How to Repot Bamboo

Container-grown bamboo will eventually outgrow its pot. Root-bound bamboo may eventually die from lack of nutrients and space, or – especially with running bamboo – may exert so much pressure that it splits or breaks the pot. Repotting isn’t difficult and can allow you to increase your bamboo collection or to continue to use the same pot over several years.

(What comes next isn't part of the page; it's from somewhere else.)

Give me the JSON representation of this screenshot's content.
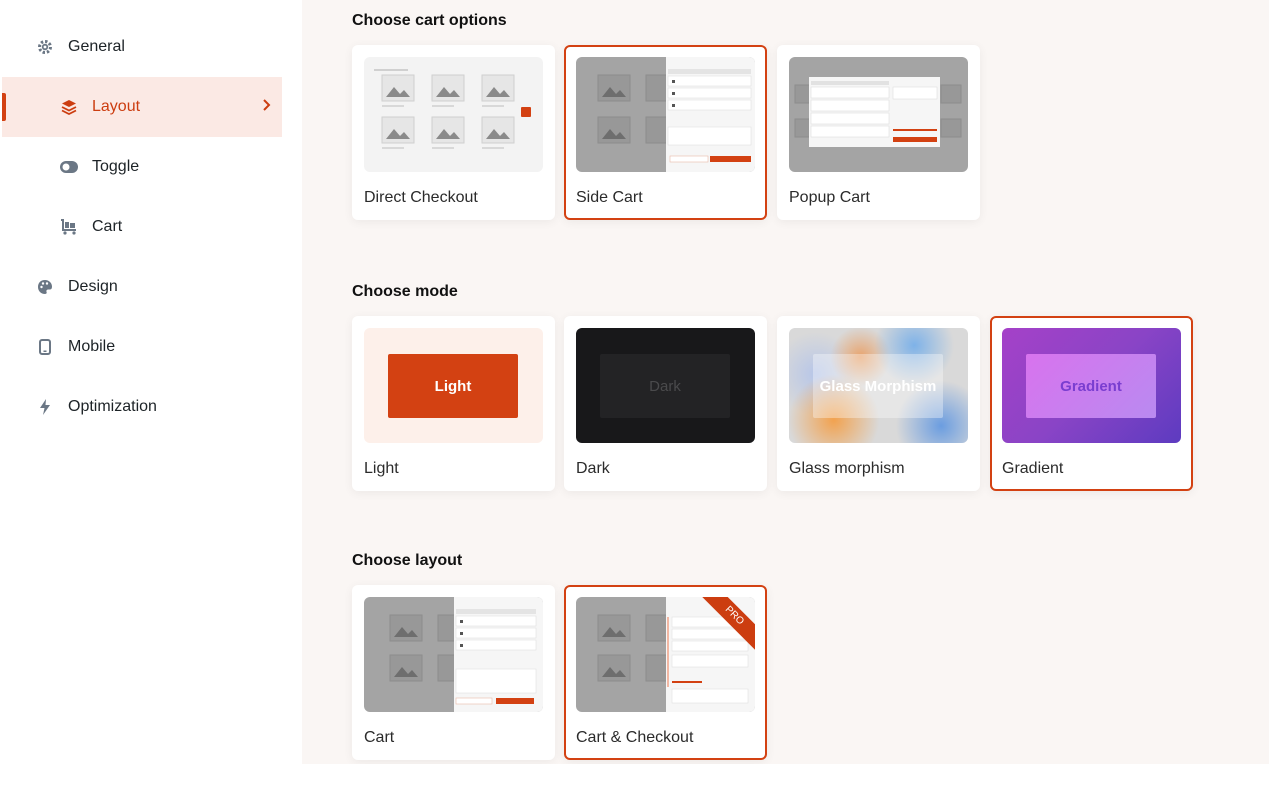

Bamboo – Clumping or Running?

The bamboos most people grow in containers are either running or clumping types, which grow differently. Both have a single root mass. Clumping bamboo sends up individual spouts, or culms, from the root mass. Running bamboo sends out rhizomes from the main root mass. Multiple culms sprout along each rhizome and this kind of bamboo can spread very fast.

Preparing the Soil

Like the rest of its grass relatives, bamboo grows better in fertile soil; that’s even more important for container-grown plants. Commercial potting soil is a good start, but you might want to add some perlite or vermiculite to promote better drainage. Work organic compost or a slow-release high-nitrogen, low potash fertilizer with an NPK ratio of 28-14-14 or 17-6-10 into the soil.

Protect the Root Mass

Bamboo roots are sensitive to direct sunlight and dry rapidly when exposed to air. For best results:

  • Repot bamboo on a cloudy, mist day or at least work in the shade.
  • Set the bamboo root mass upright in a bucket of water.
  • Don’t allow the plant to lie on its side.
  • If repotting multiple bamboo plants, do one at a time.

Using the Same Container

Remove the plant. Clean the inside of the container. Rinse well and allow to air dry while you prepare the plant. Use sharp, clean scissors or a knife to prune the root mass back by about one-third. Place clean, broken pottery or rocks in the bottom of the pot; add soil. Set the plant at the same level and trickle soil around the roots. Firm soil and water well.

Dividing the Plant

If you want more bamboo, you can divide the plant when repotting. Remove the root mass and cut straight down through the plant with a sharp-bladed shovel or knife. Cut each of the remaining sections in half the same way. Trim roots if necessary to fit the newt pot. Replant each section in its own pot as directed above.

Caring for the Plants

The best time to repot is usually late fall. Once you have your bamboo replanted, it needs a little extra TLC. Water well immediately after moving to the new pot. Keep the plant in a shaded area for several weeks to a month. Don’t fertilize until the next spring when active growth starts again.